A five-man bench, led by Chief Judge of Malaya Tan Sri Ahmad Maarop, made the unanimous decision after ruling that the three agencies share a common feature in that they are statutorily empowered with investigative powers.
Federal Court judge Datuk Wira Aziah Ali, who read out the judgement, said the three authorities could take appropriate action under the law against those who have breached the respective legislation applicable to them.
"Similar considerations govern the lodging of reports or complaints with the ACA (Anti-Corruption Agency, now MACC), the CCID and RoS and the lodging of general police reports," she said.
The decision was made in allowing an appeal by former Selangor Chin Woo Athletic Association president Datuk Dr Low Bin Tick to overturn a High Court and Court of Appeal decision which ordered him to pay RM500,000 in damages for allegedly defaming another ex-president Datuk Chong Tho Chin.
The court ordered Chong to pay RM150,000 to Low.
In the 34-page judgement, Aziah added that the purpose of Low lodging those complaints against Chong to the MACC, CCID and RoS is to notify the agencies of an alleged unlawful conduct so that they could carry out investigations and if they find it appropriate to take necessary action against the alleged wrongdoer.
The court also found that the High Court had misdirected themselves on this issue when they held that Low had sent the impugned letter (complaint) without authority or mandate.
"The defence of absolute privilege applies where the primary interest is the due administration of justice and the overriding public policy that those who have complaints should be free to make it," Aziah said.
In its decision, the court had also affirmed a 2013 Federal Court ruling by former Chief Justice Tun Arifin Zakaria in the case of Lee Yoke Ham against Chin Keat Seng as the authority applies in Low's case.
Arifin had previously held that absolute privilege should be extended to a statement contained in a police report lodged as it is an overriding public interest that a member of the public should be encouraged to make a police report with regard with any crime that comes to his or her notice.
Also presiding were Chief Judge of Sabah and Sarawak Tan Sri Richard Malanjum, Federal Court judges Tan Sri Hasan Lah and Tan Sri Ramly Ali.
In 2007, Chong filed four defamation suits against Low after the latter (Low) lodged a complaint to the MACC, CCID and RoS about the former.

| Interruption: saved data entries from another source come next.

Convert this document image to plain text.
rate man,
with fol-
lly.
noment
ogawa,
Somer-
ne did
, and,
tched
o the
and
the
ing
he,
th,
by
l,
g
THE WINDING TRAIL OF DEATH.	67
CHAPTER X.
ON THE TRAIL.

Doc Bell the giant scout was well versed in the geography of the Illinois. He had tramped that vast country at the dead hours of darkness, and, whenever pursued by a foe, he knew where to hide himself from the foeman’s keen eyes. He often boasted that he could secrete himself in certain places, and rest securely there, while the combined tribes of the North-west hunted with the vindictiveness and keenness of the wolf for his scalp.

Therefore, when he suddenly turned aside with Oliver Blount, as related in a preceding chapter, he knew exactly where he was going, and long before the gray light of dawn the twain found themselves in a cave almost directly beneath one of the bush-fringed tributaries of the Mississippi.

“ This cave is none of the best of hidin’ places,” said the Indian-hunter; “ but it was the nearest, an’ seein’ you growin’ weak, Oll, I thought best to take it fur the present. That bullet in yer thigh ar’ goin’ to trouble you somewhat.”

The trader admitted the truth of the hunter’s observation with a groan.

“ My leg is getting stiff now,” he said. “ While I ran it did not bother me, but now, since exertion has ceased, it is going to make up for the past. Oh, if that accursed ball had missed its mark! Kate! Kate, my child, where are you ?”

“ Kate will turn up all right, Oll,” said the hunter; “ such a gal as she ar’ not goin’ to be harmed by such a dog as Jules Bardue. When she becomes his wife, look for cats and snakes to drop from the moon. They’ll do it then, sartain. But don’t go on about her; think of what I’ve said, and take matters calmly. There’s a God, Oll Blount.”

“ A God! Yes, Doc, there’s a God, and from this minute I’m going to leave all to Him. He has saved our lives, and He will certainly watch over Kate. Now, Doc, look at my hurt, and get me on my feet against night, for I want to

Chong who was Chin Woo president from 1991 to 2001 claimed that Low, president from 2001 to 2005, had filed unfounded complaints and defaming him in letters to the three agencies in 2005.
On June 26, 2012, the Kuala Lumpur High Court ruled in favour of Chong and ordered Low to pay Chong RM500,000 in damages to him.
The Court of Appeal had on Dec 2, 2014, upheld the High Court's decision.